Milano: morì a 26 anni, medici a giudizio

Accusa di omicidio colposo per un primario del Fatebenefratelli e il suo vice

Sala operatoria (foto di repertorio)

Sala operatoria (foto di repertorio)

Milano, 21 febbraio 2018 - Quel ragazzo del Bangladesh aveva un tumore benigno alla testa. Un “macroadenoma” dell’ipofisi che secondo gli esperti poteva essere trattato con farmaci o asportato solo parzialmente. L’equipe dell’ospedale Fatebenefratelli Oftalmico scelse invece la via dell’asportazione totale con un delicato intervento chirurgico che non andò bene. Il giovane, che in rapida successione subì poi altre due operazioni, si spense di lì a poco per le conseguenze di un’emorragia. Una vicenda triste avvenuta sei anni fa e che sarebbe rimasta negli archivi dell’ospedale, probabilmente, se qualcuno rimasto anonimo non avesse provveduto, qualche tempo dopo i fatti, a spedire in Procura un esposto senza firma che metteva pesantemente in dubbio la professionalità dei sanitari che si erano occupati del paziente Shkider Rohim, 26 anni, originaraio del Bangladesh, che a Milano era arrivato da poco, ospite di un cugino.

Anche la denuncia anonima, compilata da qualcuno che doveva aver avuto qualche parte in questa brutta storia, non ebbe comunque fortuna immediata.
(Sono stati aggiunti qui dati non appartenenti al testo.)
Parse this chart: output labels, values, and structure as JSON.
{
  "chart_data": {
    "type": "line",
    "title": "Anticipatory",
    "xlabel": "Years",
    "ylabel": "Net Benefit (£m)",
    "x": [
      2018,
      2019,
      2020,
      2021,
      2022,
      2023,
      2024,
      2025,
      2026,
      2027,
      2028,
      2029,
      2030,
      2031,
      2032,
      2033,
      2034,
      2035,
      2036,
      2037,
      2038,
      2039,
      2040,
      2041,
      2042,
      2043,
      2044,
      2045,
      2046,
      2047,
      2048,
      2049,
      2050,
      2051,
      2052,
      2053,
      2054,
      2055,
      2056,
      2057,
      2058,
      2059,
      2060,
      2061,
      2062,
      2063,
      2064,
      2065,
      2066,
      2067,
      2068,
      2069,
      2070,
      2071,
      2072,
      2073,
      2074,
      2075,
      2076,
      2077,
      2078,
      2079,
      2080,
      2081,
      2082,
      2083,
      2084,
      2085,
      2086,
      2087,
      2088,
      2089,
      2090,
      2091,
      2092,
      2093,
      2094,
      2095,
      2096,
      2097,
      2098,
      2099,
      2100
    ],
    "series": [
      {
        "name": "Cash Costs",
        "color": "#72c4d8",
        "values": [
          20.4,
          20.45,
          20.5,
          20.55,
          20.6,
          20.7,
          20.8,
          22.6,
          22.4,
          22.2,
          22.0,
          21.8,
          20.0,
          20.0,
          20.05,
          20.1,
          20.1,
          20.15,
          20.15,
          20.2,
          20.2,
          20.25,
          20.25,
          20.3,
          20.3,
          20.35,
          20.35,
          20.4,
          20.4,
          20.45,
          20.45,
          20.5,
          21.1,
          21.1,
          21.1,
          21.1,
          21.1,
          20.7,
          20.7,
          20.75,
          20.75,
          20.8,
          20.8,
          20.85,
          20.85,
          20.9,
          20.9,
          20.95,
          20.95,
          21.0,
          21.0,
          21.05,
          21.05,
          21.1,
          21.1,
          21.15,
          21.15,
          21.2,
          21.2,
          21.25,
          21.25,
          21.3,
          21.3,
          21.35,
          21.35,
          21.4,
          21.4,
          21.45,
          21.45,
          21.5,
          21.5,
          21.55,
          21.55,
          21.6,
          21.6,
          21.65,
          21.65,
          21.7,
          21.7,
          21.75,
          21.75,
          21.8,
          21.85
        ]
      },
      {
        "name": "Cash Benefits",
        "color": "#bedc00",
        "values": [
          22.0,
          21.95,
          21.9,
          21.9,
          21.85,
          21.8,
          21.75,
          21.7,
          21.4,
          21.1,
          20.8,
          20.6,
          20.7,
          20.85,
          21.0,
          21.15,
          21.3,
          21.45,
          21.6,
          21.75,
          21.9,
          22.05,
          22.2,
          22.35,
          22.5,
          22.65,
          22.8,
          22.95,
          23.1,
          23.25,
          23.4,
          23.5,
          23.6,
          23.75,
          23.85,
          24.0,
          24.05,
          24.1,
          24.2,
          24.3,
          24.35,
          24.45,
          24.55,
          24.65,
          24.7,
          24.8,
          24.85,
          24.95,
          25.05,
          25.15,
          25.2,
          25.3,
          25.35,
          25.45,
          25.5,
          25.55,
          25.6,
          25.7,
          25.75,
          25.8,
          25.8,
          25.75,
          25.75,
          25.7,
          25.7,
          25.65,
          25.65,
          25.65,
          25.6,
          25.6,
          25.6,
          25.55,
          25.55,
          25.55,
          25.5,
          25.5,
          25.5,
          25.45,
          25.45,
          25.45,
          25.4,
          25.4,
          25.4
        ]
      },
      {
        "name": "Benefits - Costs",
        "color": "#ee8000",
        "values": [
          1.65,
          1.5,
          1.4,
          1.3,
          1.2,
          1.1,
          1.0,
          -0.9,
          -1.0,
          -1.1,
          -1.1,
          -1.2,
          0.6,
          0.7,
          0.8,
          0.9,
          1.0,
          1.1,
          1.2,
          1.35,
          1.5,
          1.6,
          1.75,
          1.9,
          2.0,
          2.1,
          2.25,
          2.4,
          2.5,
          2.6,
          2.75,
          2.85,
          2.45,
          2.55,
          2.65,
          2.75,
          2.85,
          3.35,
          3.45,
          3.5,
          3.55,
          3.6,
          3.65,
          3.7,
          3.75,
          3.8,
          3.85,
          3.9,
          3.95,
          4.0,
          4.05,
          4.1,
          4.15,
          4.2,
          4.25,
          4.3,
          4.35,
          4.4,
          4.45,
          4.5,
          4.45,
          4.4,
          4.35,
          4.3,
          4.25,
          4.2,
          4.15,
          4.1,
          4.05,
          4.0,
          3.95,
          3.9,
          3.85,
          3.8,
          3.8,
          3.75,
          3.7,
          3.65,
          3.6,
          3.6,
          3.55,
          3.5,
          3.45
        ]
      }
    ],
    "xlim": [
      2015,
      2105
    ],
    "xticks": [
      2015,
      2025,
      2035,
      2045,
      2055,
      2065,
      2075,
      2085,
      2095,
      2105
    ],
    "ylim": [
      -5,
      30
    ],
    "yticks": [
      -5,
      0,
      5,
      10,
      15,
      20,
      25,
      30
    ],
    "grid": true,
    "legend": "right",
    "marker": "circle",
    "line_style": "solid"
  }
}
Finì sul tavolo di un magistrato che all’epoca aveva un procedimento disciplinare concluso in seguito con il suo trasferimento ad altra sede. Così il fascicolo sulla morte di Shkider, dopo tre anni passati in un cassetto, solo nel 2015 venne finalmente riassegnato ad un altro magistrato. E a quel punto partirono le indagini che hanno portato a giudizio davanti al tribunale il primario della Neurochirurgia del Fatebenefratelli, il professor R.A. e il suo collaboratore, dottor A.P., entrambi ora a processo per omicidio colposo davanti al giudice Nicoletta Marchegiani della nona sezione penale.

Oltre a doversi giustificare per la scelta dell’intervento chirurgico invasivo ai danni di Rohim - secondo il consulente della Procura «non indicato per il trattamento della specifica patologia» - entrambi devono anche difendersi dall’accusa di non aver raccolto un valido «consenso informato» del ragazzo circa l’alto rischio dell’operazione, «con esposizione che avveniva in maniera non comprensibile al paziente, che non parlava né italiano né inglese». L’aspetto più terribile, stando alla circostanza aggravante contestata dalla pubblica accusa, è che il professor A. avrebbe agito «nonostante la previsione dell’evento», con una superficialità che avrebbe cioè messo nel conto le complicazioni che portarono alla morte del giovane.